For the next century, the Legion carried France's flag in West Africa, the Crimea, Morocco, Madagascar, Mexico and Indochina.

The battles were of the sort that disturbed and thrilled 19th-century newspaper readers.

In 1885, at Tuyen Quang in what is now North Vietnam, a French garrison of 619 men, including 390 legionnaires, held off 20,000 well-armed Chinese for two months before a relief column reached their isolated fort. Only 180 men were on their feet. The desolated area was littered with rotting corpses.

"Our liberators cannot believe their eyes," wrote the garrison's Protestant chaplain, Th.

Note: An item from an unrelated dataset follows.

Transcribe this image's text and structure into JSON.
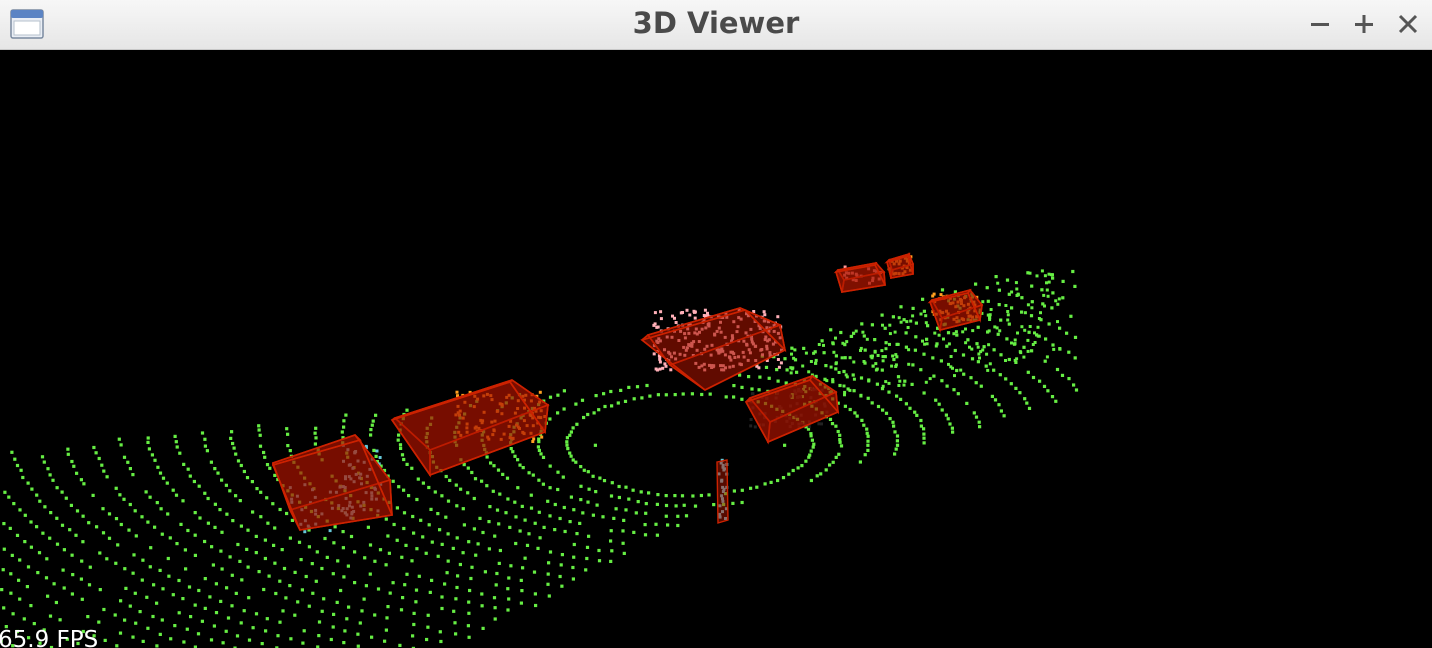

Boisset.

The Legion gained notoriety as a romantic mercenary corps harboring men with little to lose - criminals, officers from defeated armies, noblemen fleeing scandal.

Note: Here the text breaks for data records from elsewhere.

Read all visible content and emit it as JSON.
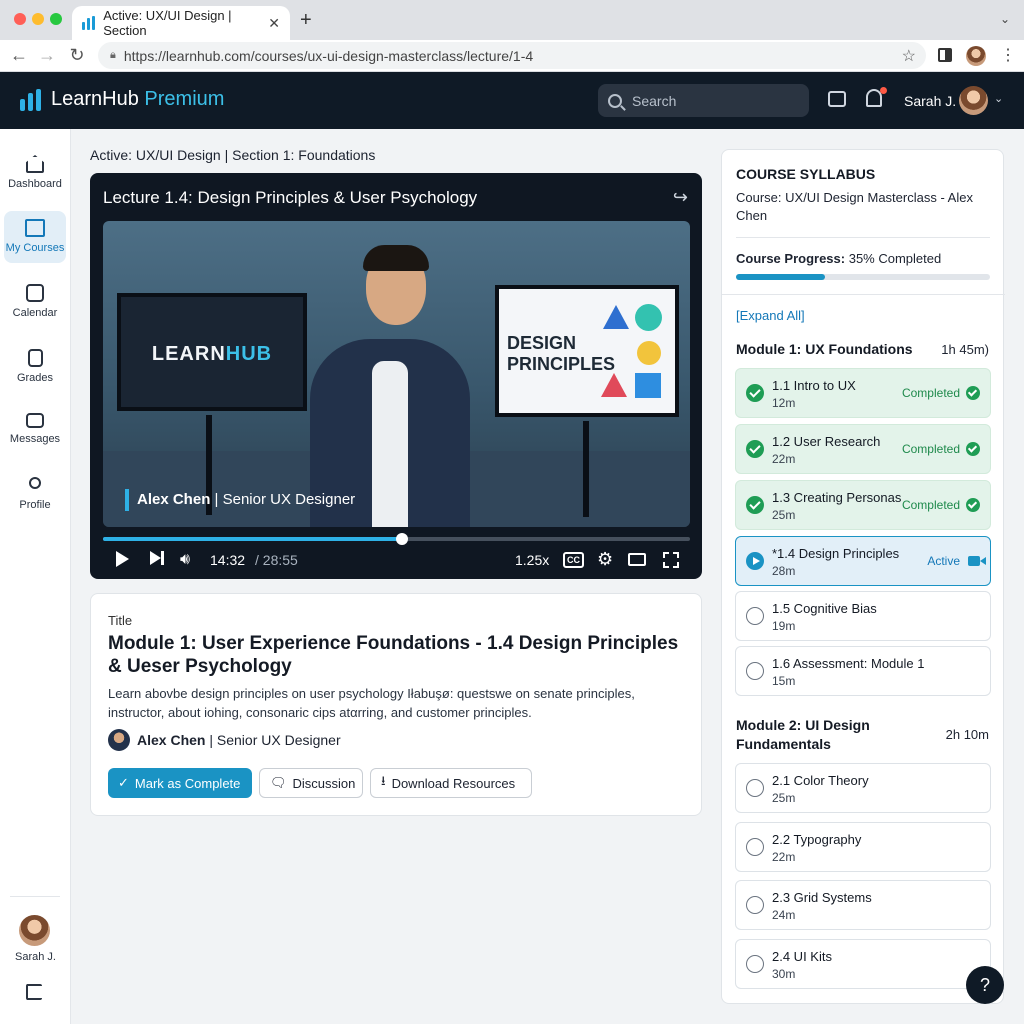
{
  "browser": {
    "tab_title": "Active: UX/UI Design | Section",
    "url": "https://learnhub.com/courses/ux-ui-design-masterclass/lecture/1-4"
  },
  "header": {
    "brand": "LearnHub",
    "brand_suffix": "Premium",
    "search_placeholder": "Search",
    "user_name": "Sarah J."
  },
  "sidebar": {
    "items": [
      {
        "label": "Dashboard",
        "icon": "home-icon"
      },
      {
        "label": "My Courses",
        "icon": "book-icon"
      },
      {
        "label": "Calendar",
        "icon": "calendar-icon"
      },
      {
        "label": "Grades",
        "icon": "document-icon"
      },
      {
        "label": "Messages",
        "icon": "mail-icon"
      },
      {
        "label": "Profile",
        "icon": "person-icon"
      }
    ],
    "user_name": "Sarah J."
  },
  "main": {
    "breadcrumb": "Active: UX/UI Design | Section 1: Foundations",
    "video": {
      "lecture_title": "Lecture 1.4: Design Principles & User Psychology",
      "left_screen_brand_a": "LEARN",
      "left_screen_brand_b": "HUB",
      "right_screen_line1": "DESIGN",
      "right_screen_line2": "PRINCIPLES",
      "presenter_name": "Alex Chen",
      "presenter_role": "Senior UX Designer",
      "time_current": "14:32",
      "time_total": "/ 28:55",
      "progress": 0.51,
      "speed": "1.25x",
      "cc_label": "CC"
    },
    "info": {
      "kicker": "Title",
      "title": "Module 1: User Experience Foundations - 1.4 Design Principles & Ueser Psychology",
      "description": "Learn abovbe design principles on user psychology Iłabuşø: questswe on senate principles, instructor, about iohing, consonaric cips atαrring, and customer principles.",
      "author_name": "Alex Chen",
      "author_role": "Senior UX Designer",
      "btn_complete": "Mark as Complete",
      "btn_discussion": "Discussion",
      "btn_download": "Download Resources"
    }
  },
  "syllabus": {
    "heading": "COURSE SYLLABUS",
    "course": "Course: UX/UI Design Masterclass - Alex Chen",
    "progress_label": "Course Progress:",
    "progress_text": "35% Completed",
    "progress": 0.35,
    "expand_all": "[Expand All]",
    "modules": [
      {
        "title": "Module 1: UX Foundations",
        "duration": "1h 45m)",
        "lessons": [
          {
            "name": "1.1 Intro to UX",
            "duration": "12m",
            "status": "Completed"
          },
          {
            "name": "1.2 User Research",
            "duration": "22m",
            "status": "Completed"
          },
          {
            "name": "1.3 Creating Personas",
            "duration": "25m",
            "status": "Completed"
          },
          {
            "name": "*1.4 Design Principles",
            "duration": "28m",
            "status": "Active"
          },
          {
            "name": "1.5 Cognitive Bias",
            "duration": "19m",
            "status": ""
          },
          {
            "name": "1.6 Assessment: Module 1",
            "duration": "15m",
            "status": ""
          }
        ]
      },
      {
        "title": "Module 2: UI Design Fundamentals",
        "duration": "2h 10m",
        "lessons": [
          {
            "name": "2.1 Color Theory",
            "duration": "25m",
            "status": ""
          },
          {
            "name": "2.2 Typography",
            "duration": "22m",
            "status": ""
          },
          {
            "name": "2.3 Grid Systems",
            "duration": "24m",
            "status": ""
          },
          {
            "name": "2.4 UI Kits",
            "duration": "30m",
            "status": ""
          }
        ]
      }
    ]
  },
  "help_label": "?",
  "colors": {
    "accent": "#1a93c4",
    "header_bg": "#0f1a26",
    "success": "#1f9d55"
  }
}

Most, however, were working-class men, often Germans, who had somehow failed in life and sought adventure or rehabilitation.

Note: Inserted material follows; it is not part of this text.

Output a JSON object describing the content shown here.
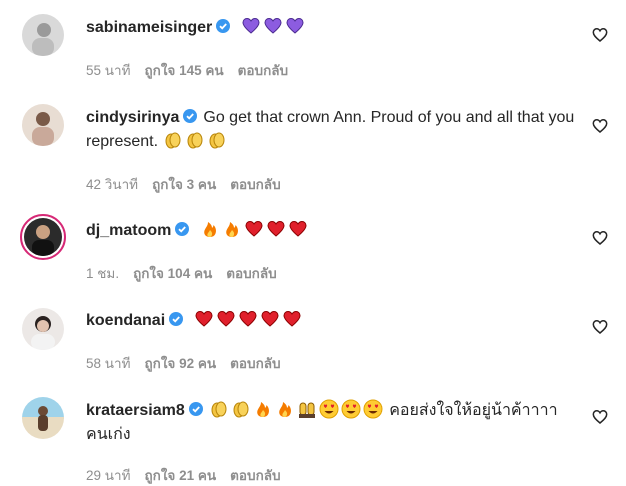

A ban on the Legion serving in France was lifted in the Franco-Prussian War of 1870 and both world wars. A Legion regiment was the second-most decorated French unit in World War I.

The Legion's nadir came with the decline of the colonial world. From 1945 to 1954, it lost 9,092 men in the vain attempt to hold Indochina, culminating in the French defeat at Dien Bien Phu.

Eight years of war followed in Algeria. As France's will to hold Algeria faded, renegade generals backed by Legion paratroops staged a putsch in 1961 to topple President Charles de Gaulle. It failed.

The Legion marched out of its headquarters at Sidi-Bel-Abbes in Algeria in 1962 for the last time, singing a popular Edith Piaf song, "Je ne regrette rien" (I regret nothing).

Though a new headquarters was built in Aubagne, near Marseille, the Legion still frequently intervenes in Africa, usually to protect foreigners or prop up French-backed regimes.

Some 650 legionnaires parachuted on the Zairian mining town of Kolwezi in 1978 to put down a massacre of civilians by Cuban-trained rebels invading from Angola. The Legion chased off the rebels, killing some 200 to the loss of five of its own men.